Kürdistan Yurtseverler Birliği’nin (YNK) Hewlêr’de etkili olmasına karşı Irak diktatörü Saddam Hüseyin 31 Ağustos 1996 tarihinde KDP’nin daveti üzerine tank, top, ağır silah ve 30 bin askerle Hewlêr’e girdi.
KDP güçlerinin Hewlêr-Giwêr yolunda 13 YNK pêşmergesini yakaladıktan sonra kurşuna dizmesiyle başta Ankawa Mahallesi olmak üzere bazı yerlerde çatışmalar yaşandı.
Hewlêr’i işgal eden Saddam Hüseyin’e bağlı askeri gruplarla yaşanan çatışmalarda 450 YNK üyesini hayatını kaybetti, yüzlercesi yaralandı. Irak ordusu da bir ay boyunca Hewlêr ve çevresinde Iraklı muhalifleri tutuklama furyasını sürdürdü.

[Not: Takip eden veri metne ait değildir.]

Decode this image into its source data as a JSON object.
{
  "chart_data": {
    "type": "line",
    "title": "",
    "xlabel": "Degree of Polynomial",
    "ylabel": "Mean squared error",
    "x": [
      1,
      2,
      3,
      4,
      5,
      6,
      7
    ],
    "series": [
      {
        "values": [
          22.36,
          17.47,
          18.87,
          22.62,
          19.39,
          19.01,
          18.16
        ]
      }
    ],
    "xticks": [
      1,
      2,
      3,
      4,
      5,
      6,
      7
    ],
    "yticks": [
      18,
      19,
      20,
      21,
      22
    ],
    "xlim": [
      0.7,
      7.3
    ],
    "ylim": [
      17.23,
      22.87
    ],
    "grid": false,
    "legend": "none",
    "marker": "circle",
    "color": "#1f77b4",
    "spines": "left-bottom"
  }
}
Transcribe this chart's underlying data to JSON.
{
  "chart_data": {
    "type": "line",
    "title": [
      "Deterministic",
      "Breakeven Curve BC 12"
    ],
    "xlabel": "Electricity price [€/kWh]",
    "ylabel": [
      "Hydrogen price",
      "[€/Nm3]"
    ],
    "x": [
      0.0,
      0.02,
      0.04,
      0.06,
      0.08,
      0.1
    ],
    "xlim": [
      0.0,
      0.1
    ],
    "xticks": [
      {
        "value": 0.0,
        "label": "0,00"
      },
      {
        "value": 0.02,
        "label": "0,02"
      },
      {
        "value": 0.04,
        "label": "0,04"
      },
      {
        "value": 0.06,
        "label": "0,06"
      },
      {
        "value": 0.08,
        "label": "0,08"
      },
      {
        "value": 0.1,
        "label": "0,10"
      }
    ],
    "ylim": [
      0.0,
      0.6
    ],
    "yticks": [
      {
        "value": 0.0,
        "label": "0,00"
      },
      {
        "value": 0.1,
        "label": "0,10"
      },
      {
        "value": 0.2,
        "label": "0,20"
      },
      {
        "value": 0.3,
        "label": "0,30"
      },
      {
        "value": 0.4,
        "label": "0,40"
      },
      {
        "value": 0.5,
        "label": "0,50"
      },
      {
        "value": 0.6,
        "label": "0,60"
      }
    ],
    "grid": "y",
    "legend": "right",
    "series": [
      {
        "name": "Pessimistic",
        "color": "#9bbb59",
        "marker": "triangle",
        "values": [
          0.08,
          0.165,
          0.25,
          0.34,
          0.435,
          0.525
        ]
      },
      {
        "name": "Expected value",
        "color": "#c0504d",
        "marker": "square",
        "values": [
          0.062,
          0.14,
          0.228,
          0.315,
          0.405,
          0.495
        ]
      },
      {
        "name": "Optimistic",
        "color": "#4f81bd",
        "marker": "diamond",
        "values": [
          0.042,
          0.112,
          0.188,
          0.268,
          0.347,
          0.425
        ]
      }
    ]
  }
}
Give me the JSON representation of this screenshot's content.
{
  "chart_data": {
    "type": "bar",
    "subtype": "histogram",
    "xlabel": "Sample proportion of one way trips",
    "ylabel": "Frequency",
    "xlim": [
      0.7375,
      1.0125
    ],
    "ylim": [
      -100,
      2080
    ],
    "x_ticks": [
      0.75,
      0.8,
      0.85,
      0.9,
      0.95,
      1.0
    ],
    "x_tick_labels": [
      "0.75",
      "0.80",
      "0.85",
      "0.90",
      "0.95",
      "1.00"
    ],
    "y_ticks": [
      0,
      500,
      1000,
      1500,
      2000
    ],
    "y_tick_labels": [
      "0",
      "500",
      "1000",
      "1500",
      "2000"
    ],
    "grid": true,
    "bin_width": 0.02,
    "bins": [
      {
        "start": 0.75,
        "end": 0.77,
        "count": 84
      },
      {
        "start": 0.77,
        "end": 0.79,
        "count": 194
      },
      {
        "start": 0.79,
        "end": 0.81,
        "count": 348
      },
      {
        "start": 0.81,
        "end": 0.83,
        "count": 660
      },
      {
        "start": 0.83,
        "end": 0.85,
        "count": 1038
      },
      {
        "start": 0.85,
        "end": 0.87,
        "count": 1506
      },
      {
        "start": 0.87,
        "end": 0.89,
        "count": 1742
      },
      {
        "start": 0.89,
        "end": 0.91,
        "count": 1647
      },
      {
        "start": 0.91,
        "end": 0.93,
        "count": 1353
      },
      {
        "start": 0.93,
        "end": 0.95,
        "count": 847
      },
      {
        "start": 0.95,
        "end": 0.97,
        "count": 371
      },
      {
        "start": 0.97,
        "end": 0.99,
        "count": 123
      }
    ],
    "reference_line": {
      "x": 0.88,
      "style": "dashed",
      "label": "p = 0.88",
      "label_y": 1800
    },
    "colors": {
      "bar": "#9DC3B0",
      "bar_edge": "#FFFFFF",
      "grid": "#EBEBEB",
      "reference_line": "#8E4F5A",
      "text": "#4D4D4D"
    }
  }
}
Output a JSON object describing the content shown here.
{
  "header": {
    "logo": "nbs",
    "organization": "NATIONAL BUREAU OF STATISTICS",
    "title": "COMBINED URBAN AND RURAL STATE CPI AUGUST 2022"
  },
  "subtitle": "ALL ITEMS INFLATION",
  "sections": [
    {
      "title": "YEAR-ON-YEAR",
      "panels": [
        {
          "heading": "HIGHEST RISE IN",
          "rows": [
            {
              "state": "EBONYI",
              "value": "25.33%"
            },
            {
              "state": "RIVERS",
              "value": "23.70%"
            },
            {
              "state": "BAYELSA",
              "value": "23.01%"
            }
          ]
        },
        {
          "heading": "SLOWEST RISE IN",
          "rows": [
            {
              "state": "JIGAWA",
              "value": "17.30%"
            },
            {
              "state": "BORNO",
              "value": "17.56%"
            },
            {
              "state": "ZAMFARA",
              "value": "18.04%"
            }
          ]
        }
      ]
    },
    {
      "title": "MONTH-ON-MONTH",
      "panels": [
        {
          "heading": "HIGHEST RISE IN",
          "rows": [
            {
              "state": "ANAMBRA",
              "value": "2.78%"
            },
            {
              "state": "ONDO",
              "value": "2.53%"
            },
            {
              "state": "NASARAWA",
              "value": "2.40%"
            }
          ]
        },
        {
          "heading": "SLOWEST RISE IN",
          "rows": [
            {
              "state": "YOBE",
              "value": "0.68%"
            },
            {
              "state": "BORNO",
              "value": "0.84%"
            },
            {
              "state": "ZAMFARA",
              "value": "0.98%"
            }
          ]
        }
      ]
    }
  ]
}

Halkın “Xiyaneta 31’ê Ab (31 Ağustos 1996 ihaneti) olarak ifade ettiği bu tarihte; KDP, halkın 50 yılı aşkın mücadelesi ve yüzbinlerce kayıpla kurduğu yapıların Saddam Hüseyin güçlerine çiğnetti, karargah yaptırdı.
31 Ağustos sonrası YNK, Hewlêr’den çekildi ancak Irak ordusu ve KDP’nin saldırıları devam ediyordu. 9 Eylül günü YNK, Süleymaniye’den de Rojhilatê Kurdistan’a çekilmek zorunda kaldı. YNK, bir ay sonra İran ordusunun da desteğiyle tekrar Süleymaniye’yi aldı ve Hewlêr yakınlarına kadar geldi. Bu sefer de Koyê, Şeqlawa ve Ranya’da Türkiye savaş uçakları tarafından vuruldu.
O dönem KDP’den parlamento başkanı olan Cewher Namik olanların “ihanet” olarak tanımlanacağını belirtip tepki gösterdi. Cewher Namik Salim ile Barzani arasındaki soğukluk da böylece başlamış oldu.